Dynamo can visualize these functions by turning them into math-based maps. The terrain of each map is determined by factors like the relative expression of key genes. A cell’s starting place on the map is determined by its current gene expression dynamics. Once you know where the cell starts, you can trace the path from that spot to find out where the cell will end up.

The researchers confirmed dynamo’s cell fate predictions by testing it against cloned cells–cells that share the same genetics and ancestry. One of two nearly-identical clones would be sequenced while the other clone went on to differentiate. Dynamo’s predictions for what would have happened to each sequenced cell matched what happened to its clone.

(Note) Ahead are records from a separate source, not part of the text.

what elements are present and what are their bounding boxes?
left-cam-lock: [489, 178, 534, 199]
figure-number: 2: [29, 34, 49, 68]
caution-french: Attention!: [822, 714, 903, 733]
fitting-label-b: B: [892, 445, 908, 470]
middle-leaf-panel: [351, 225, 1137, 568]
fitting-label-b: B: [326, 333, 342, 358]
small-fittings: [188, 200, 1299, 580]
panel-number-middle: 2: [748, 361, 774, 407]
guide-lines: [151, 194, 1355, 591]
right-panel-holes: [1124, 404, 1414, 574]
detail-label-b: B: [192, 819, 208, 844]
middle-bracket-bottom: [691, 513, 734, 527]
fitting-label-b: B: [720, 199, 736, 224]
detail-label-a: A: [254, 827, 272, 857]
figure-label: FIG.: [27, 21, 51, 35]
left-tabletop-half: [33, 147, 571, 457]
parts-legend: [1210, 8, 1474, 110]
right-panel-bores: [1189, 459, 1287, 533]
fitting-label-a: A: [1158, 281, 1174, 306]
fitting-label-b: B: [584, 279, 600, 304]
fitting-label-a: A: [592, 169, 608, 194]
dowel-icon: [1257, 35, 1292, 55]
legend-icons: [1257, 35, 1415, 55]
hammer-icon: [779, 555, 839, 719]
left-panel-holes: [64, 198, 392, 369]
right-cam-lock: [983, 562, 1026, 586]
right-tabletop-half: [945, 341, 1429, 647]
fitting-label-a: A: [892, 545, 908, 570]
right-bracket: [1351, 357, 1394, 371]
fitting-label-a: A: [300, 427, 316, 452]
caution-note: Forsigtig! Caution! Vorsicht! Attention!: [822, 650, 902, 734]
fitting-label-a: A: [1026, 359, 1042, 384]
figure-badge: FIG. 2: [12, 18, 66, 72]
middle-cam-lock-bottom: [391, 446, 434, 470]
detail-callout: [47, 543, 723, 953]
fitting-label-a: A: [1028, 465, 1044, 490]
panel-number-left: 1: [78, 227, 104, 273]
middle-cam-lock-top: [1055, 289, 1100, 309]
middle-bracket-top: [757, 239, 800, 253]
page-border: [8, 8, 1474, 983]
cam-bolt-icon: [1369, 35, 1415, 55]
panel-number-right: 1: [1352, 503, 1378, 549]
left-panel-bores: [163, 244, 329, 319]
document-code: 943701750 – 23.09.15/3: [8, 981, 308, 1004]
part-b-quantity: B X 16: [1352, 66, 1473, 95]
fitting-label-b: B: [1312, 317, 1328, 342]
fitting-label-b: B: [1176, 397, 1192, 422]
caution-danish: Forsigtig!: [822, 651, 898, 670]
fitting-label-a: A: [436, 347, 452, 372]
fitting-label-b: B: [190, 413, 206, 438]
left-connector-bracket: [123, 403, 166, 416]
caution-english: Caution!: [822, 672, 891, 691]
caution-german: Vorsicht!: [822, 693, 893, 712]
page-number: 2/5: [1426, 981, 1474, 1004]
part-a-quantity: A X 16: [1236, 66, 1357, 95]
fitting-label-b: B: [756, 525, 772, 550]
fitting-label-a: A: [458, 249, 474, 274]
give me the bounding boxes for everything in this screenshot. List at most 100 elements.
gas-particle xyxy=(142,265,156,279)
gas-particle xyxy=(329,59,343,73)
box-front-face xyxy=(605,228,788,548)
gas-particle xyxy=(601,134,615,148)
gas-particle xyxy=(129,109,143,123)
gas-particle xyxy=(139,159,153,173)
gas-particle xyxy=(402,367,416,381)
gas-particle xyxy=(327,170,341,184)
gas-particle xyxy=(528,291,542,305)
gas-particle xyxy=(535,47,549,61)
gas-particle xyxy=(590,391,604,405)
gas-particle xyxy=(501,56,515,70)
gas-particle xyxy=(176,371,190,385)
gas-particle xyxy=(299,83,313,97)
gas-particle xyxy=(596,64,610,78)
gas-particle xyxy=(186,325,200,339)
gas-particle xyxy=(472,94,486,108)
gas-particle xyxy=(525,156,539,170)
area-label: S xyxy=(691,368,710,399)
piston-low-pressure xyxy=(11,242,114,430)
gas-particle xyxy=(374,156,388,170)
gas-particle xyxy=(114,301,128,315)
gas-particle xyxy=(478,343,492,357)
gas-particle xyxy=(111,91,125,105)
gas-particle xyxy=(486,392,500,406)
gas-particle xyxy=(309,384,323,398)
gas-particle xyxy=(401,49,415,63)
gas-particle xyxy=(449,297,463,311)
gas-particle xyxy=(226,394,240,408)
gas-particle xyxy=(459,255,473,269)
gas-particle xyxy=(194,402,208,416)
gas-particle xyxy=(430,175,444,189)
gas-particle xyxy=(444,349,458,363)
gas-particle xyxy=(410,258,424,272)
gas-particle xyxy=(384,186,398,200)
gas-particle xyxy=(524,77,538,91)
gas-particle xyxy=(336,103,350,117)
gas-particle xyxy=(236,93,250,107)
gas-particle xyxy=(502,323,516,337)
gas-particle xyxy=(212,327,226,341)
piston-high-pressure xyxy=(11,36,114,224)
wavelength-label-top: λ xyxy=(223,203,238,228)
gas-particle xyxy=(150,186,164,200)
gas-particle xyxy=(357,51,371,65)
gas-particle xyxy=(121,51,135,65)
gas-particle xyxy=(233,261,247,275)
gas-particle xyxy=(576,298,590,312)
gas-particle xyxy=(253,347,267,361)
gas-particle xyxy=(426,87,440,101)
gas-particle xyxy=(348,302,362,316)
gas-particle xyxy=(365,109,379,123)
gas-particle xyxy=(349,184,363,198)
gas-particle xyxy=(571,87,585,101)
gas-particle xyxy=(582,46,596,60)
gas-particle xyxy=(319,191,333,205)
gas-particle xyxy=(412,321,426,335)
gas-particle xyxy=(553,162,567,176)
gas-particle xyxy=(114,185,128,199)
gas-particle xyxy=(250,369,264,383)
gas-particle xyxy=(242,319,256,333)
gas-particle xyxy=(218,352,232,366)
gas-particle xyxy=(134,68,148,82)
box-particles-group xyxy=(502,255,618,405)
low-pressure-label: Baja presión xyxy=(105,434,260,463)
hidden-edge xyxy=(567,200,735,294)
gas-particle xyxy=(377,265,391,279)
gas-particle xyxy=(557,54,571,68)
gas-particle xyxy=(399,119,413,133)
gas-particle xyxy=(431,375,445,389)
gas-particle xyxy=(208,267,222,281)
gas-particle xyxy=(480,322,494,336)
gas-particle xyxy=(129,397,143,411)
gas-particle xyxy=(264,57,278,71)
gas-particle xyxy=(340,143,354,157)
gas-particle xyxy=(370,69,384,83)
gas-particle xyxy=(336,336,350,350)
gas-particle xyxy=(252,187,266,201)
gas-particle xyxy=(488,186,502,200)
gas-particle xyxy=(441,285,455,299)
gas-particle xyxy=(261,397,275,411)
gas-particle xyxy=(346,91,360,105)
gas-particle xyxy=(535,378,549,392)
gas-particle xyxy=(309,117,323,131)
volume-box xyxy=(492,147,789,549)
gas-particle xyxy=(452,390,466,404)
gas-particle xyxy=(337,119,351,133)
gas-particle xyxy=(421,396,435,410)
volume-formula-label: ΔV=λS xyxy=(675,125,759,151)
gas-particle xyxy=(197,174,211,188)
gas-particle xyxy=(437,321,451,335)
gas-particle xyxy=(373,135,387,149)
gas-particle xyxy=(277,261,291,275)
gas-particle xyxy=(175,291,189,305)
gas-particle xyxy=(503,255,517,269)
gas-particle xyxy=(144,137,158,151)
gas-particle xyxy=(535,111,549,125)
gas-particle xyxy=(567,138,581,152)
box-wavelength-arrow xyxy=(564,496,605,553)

Moving from math to biological insight and non-trivial predictions

With a continuous function for a cell’s path over time determined, dynamo can then gain insights into the underlying biological mechanisms. Calculating derivatives of the function provides a wealth of information, for example by allowing researchers to determine the functional relationships between genes—whether and how they regulate each other. Calculating acceleration can show that a gene’s expression is growing or shrinking quickly even when its current level is low, and can be used to reveal which genes play key roles in determining a cell’s fate very early in the cell’s trajectory. The researchers tested their tools on blood cells, which have a large and branching differentiation tree. Together with blood cell expert Vijay Sankaran of Boston Children’s Hospital, the Dana-Farber Cancer Institute, Harvard Medical School, and Broad Institute of MIT and Harvard, and Eric Lander of Broad Institute, they found that dynamo accurately mapped blood cell differentiation and confirmed a recent finding that one type of blood cell, megakaryocytes, forms earlier than others. Dynamo also discovered the mechanism behind this early differentiation: the gene that drives megakaryocyte differentiation, FLI1, can self-activate, and because of this is present at relatively high levels early on in progenitor cells. This predisposes the progenitors to differentiate into megakaryocytes first.

The researchers hope that dynamo could not only help them understand how cells transition from one state to another, but also guide researchers in controlling this. To this end, dynamo includes tools to simulate how cells will change based on different manipulations, and a method to find the most efficient path from one cell state to another. These tools provide a powerful framework for researchers to predict how to optimally reprogram any cell type to another, a fundamental challenge in stem cell biology and regenerative medicine, as well as to generate hypotheses of how other genetic changes will alter cells’ fate. There are a variety of possible applications.

“If we devise a set of equations that can describe how genes within a cell regulate each other, we can computationally describe how to transform terminally differentiated cells into stem cells, or predict how a cancer cell may respond to various combinations of drugs that would be impractical to test experimentally,” Xing says.

Dynamo’s computational modeling can be used to predict the most likely path that a cell will follow when reprogramming one cell type to another, as well as the path that a cell will take after specific genetic manipulations. 

Dynamo moves beyond merely descriptive and statistical analyses of single cell sequencing data to derive a predictive theory of cell fate transitions. The dynamo toolset can provide deep insights into how cells change over time, hopefully making cells’ trajectories as predictable for researchers as the arc of a ball, and therefore also as easy to change as switching up a pitch.